Однажды, тысячи лет назад, некий Адам надкусил яблоко, сорванное в райском саду. И вот теперь Генка Грибанов должен падать в обмороки, истощенный, чтобы замолить проступок своих мифических предков. Не слишком ли жесток милосердный бог ваш?
Не может мужчина снова стать ребенком – с законом природы должна бы, кажется, согласиться и церковь. А вот Генка хотел бы вернуться в пещеру – неуютно ему в нашей жизни, холодно, некуда деть себя. Вера святая несовместима с нашей жизнью. Так не слишком ли наивен ваш бог, святые отцы, заставляя верующих, как страусов, прятать голову под крыло от всего нового?     
Генка спасает душу – этому вы научили его, отцы церкви. Чтобы спасти    душу,  нужно выполнить лишь одно требование        господа: уберечься от диавола. Можно идти на любые компромиссы, только веруй свято и славь господа. Не страдает скромностью ваш бог, заставляя людей заниматься бесполезным делом: славить дух божий.
Червём хотите вы сделать человека, отнимаете вы у Генки разум, волю,      и способность творить дела большие, красивые, полезные людям, – вот ваши деяния, отцы церкви.
А мы хотим вернуть Генку жизни, людям, самому себе. Мы не дали ему стать инвалидом. Мы учили его, вручили инструмент, поставили к рабочему месту. Мы открыли Генке мир радости, простой человечьей улыбки; И очень робко, осторожно он все-таки входит в этот мир, тянется к людям.
– Но почему же Генка с нами? – слышу я ваш «каверзный» вопрос. А разве вы сами не знаете, почему?
Можно за минуту сделать человека калекой. И долгие месяцы должны бороться врачи, чтобы вернуть пострадавшему здоровье. Вы же бесчисленные часы, с детских лет вливали в душу яд  «святой веры». Вы, отцы лицемеры, не брезговали ничем, чтобы добиться своей цели.

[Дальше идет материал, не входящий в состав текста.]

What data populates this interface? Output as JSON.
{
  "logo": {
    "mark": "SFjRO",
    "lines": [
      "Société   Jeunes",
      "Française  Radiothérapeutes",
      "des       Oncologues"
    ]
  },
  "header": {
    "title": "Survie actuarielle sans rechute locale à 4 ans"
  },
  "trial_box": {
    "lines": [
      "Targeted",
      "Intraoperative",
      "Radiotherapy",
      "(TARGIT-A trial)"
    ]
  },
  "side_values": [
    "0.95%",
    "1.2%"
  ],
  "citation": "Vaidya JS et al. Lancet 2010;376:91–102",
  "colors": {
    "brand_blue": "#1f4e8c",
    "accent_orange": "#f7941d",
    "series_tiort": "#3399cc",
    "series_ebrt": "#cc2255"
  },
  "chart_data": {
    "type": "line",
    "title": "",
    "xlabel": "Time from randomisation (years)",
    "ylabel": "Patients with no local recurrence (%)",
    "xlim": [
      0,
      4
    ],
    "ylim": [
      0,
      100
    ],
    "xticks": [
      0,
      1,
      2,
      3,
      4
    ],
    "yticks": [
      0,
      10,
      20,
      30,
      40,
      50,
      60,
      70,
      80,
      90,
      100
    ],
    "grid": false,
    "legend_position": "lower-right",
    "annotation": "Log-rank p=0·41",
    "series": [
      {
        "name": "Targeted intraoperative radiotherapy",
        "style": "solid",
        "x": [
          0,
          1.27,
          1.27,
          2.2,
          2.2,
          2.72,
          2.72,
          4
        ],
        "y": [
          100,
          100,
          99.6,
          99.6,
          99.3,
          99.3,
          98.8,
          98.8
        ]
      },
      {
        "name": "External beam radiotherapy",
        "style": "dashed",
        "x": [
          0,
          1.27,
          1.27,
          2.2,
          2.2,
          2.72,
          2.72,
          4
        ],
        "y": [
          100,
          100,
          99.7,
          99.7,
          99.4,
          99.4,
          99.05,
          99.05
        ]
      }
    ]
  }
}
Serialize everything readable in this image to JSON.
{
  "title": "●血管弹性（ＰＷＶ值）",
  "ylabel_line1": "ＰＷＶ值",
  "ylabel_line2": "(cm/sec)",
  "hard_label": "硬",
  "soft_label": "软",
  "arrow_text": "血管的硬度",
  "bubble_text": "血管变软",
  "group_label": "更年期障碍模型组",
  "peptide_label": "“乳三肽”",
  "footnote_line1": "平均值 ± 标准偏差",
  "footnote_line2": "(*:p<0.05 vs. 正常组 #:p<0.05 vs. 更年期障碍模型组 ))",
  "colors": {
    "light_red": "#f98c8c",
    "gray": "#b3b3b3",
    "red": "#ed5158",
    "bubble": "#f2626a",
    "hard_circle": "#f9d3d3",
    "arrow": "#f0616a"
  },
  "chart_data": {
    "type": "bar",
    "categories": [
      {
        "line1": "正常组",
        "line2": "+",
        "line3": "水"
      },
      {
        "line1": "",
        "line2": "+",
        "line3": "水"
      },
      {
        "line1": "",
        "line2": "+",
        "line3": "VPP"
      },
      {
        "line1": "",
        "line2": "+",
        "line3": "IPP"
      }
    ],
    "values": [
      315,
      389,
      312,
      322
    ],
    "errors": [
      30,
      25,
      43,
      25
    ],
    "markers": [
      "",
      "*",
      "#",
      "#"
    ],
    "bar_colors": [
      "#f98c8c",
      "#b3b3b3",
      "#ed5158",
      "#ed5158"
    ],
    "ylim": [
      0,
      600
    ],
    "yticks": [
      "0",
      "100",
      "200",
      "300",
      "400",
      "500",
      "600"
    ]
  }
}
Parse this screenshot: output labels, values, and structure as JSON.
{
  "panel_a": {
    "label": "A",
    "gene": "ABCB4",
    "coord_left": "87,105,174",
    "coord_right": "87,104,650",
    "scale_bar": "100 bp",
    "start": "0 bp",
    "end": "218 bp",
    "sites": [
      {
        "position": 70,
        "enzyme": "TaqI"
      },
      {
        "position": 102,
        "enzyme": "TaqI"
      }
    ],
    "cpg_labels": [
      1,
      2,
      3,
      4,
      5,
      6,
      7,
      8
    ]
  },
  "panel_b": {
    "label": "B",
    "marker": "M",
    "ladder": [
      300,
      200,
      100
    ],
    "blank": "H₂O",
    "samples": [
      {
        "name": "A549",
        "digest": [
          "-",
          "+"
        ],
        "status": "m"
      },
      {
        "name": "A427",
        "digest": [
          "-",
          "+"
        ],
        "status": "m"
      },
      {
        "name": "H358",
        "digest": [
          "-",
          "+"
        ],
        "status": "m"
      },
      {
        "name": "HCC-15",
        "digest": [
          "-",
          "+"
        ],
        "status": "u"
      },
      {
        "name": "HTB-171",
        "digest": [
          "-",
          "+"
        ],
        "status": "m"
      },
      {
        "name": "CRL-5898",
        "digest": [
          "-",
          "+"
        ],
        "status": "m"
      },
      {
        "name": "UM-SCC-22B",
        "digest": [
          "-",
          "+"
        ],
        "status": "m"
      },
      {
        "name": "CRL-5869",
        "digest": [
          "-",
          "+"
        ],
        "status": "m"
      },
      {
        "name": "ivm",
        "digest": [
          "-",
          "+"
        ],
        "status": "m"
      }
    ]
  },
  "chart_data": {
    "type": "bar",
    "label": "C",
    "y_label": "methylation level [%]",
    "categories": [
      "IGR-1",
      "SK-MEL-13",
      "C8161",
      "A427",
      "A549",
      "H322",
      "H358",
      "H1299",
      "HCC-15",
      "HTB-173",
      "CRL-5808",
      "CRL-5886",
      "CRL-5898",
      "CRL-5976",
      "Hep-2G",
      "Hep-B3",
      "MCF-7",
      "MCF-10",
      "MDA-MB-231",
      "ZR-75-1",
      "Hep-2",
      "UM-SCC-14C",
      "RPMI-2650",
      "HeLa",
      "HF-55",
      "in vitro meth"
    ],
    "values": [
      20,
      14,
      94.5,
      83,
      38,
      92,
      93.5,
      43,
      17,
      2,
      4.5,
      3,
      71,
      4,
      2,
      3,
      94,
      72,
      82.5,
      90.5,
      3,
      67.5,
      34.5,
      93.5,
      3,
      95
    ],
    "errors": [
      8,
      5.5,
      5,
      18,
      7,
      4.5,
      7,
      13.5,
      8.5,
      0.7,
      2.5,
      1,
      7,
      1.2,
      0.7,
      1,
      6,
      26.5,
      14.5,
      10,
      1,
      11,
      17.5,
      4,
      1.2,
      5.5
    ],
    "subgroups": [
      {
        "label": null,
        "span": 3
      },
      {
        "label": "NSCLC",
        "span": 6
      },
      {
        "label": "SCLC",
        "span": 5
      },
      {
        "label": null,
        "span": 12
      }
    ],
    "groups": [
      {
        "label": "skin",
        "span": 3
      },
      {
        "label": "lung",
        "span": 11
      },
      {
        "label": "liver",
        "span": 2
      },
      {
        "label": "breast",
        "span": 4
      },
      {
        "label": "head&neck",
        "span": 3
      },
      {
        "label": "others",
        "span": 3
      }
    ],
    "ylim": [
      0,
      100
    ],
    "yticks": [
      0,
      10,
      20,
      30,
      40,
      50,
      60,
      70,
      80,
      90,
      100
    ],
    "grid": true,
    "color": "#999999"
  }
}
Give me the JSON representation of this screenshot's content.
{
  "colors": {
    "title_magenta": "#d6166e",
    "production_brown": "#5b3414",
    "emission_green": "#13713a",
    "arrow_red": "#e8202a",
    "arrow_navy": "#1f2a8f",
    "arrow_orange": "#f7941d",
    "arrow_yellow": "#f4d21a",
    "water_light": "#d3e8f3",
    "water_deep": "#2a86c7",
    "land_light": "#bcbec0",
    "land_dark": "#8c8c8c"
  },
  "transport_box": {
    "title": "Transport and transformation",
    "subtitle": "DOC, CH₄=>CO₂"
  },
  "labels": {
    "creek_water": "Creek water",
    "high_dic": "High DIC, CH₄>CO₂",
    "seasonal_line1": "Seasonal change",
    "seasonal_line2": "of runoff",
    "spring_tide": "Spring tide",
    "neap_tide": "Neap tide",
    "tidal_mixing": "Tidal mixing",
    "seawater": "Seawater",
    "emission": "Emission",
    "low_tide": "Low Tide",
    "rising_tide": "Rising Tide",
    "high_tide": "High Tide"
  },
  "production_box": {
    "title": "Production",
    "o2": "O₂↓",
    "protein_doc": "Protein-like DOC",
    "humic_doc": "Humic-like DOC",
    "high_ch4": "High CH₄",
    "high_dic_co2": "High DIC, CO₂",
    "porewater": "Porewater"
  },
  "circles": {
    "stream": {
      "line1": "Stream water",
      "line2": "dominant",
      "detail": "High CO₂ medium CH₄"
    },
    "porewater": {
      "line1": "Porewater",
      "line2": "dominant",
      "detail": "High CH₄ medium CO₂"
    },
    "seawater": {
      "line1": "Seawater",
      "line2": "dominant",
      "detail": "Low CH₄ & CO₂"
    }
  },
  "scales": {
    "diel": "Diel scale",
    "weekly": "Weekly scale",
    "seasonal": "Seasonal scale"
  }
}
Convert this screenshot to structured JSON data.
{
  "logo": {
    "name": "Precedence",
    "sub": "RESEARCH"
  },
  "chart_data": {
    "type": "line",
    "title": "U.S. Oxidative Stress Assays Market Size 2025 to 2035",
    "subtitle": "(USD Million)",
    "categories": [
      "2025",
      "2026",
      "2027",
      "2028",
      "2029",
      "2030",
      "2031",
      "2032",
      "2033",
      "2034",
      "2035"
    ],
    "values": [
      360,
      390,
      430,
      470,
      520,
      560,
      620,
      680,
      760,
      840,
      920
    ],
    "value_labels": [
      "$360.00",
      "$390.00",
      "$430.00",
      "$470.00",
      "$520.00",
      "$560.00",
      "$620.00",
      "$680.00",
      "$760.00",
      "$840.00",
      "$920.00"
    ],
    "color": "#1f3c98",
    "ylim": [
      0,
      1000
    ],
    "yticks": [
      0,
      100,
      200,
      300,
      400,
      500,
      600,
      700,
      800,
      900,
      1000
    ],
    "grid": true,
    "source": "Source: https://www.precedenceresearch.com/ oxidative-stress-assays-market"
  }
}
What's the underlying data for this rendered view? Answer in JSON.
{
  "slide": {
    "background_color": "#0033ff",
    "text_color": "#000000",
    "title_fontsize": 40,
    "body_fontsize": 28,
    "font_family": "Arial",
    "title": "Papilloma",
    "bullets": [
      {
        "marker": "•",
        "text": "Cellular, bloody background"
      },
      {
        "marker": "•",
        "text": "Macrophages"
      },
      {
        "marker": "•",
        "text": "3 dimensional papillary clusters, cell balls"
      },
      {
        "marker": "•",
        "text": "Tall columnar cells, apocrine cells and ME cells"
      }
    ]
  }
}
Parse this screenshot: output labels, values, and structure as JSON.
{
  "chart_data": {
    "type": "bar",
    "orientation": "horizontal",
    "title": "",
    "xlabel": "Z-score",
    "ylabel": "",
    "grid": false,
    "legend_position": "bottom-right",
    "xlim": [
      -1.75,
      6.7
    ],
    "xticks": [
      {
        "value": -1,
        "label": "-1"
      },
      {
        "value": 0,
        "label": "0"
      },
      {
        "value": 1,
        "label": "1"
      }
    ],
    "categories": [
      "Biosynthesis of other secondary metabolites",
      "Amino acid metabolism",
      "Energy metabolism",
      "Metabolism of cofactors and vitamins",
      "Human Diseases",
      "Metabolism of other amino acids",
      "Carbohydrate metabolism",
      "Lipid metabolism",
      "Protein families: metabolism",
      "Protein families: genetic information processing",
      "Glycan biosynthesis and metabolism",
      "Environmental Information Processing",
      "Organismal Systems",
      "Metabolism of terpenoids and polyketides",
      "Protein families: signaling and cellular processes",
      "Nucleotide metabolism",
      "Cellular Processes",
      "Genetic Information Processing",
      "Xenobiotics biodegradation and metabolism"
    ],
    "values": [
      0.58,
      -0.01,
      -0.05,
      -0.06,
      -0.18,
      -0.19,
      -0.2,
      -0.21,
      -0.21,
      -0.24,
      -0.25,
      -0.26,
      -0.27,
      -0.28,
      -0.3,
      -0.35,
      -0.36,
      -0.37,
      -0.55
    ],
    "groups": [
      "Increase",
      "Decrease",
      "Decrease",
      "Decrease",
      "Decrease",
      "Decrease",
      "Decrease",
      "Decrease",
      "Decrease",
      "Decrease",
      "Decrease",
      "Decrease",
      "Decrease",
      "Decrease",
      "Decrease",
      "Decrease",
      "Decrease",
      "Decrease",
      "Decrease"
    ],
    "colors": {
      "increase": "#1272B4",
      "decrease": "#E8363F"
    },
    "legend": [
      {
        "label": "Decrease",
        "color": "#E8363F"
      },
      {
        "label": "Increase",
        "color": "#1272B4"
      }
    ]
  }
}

Ничего не знал Генка о поповских оргиям «свечных» спекуляциях, о монастырских грехопадениях, о циничных сделках с собственной совестью видных и невидных служителей культа.
Зато каждый пьяный был для вас находкой: вот, мол, как душа дьяволу продается. Зато каждый хулиганствующий подонок выставлялся за образец, как всевластна и сурова рука господня, как карает она за богоотступничество.
Генка сегодня живет на частной квартире, платит немалые деньги за «угол». Почему? Разве мест в общежитии, в здоровой молодежной семье? Есть. И ему готовы предоставить место. Но Генка сам не хочет идти туда. Там людно, шумно, весело. Там могут оскорбить слух верующего неуместными выкриками, замечанием, просто громким счастливым смехом. А ведь я смех – грех, церковь нужна человеку только когда ему не до смеха.
Вот неутешительный итог ваших не очень честных деяний, отцы церкви. Неутешительный сейчас. И с каждым днем все яснее будут видеть те немногие, кто вам вериг, что вы им не желаете добра так же, как не желает им счастья господь ваш, мученик Иисус Христос.
Пока еще вы можете негодовать и по поводу нашей статьи, водить Генку по церквам и демонстрировать: не коснулось, мол, праведника дыхание адово; не правда ли, служители культа любят прибегать к подобным приемам? Но это все пока – сам Геннадий не сегодня-завтра поймет, что ему, молодому, неглупому парню, с Христом не по пути: не та компания. А мы поможем ему понять это.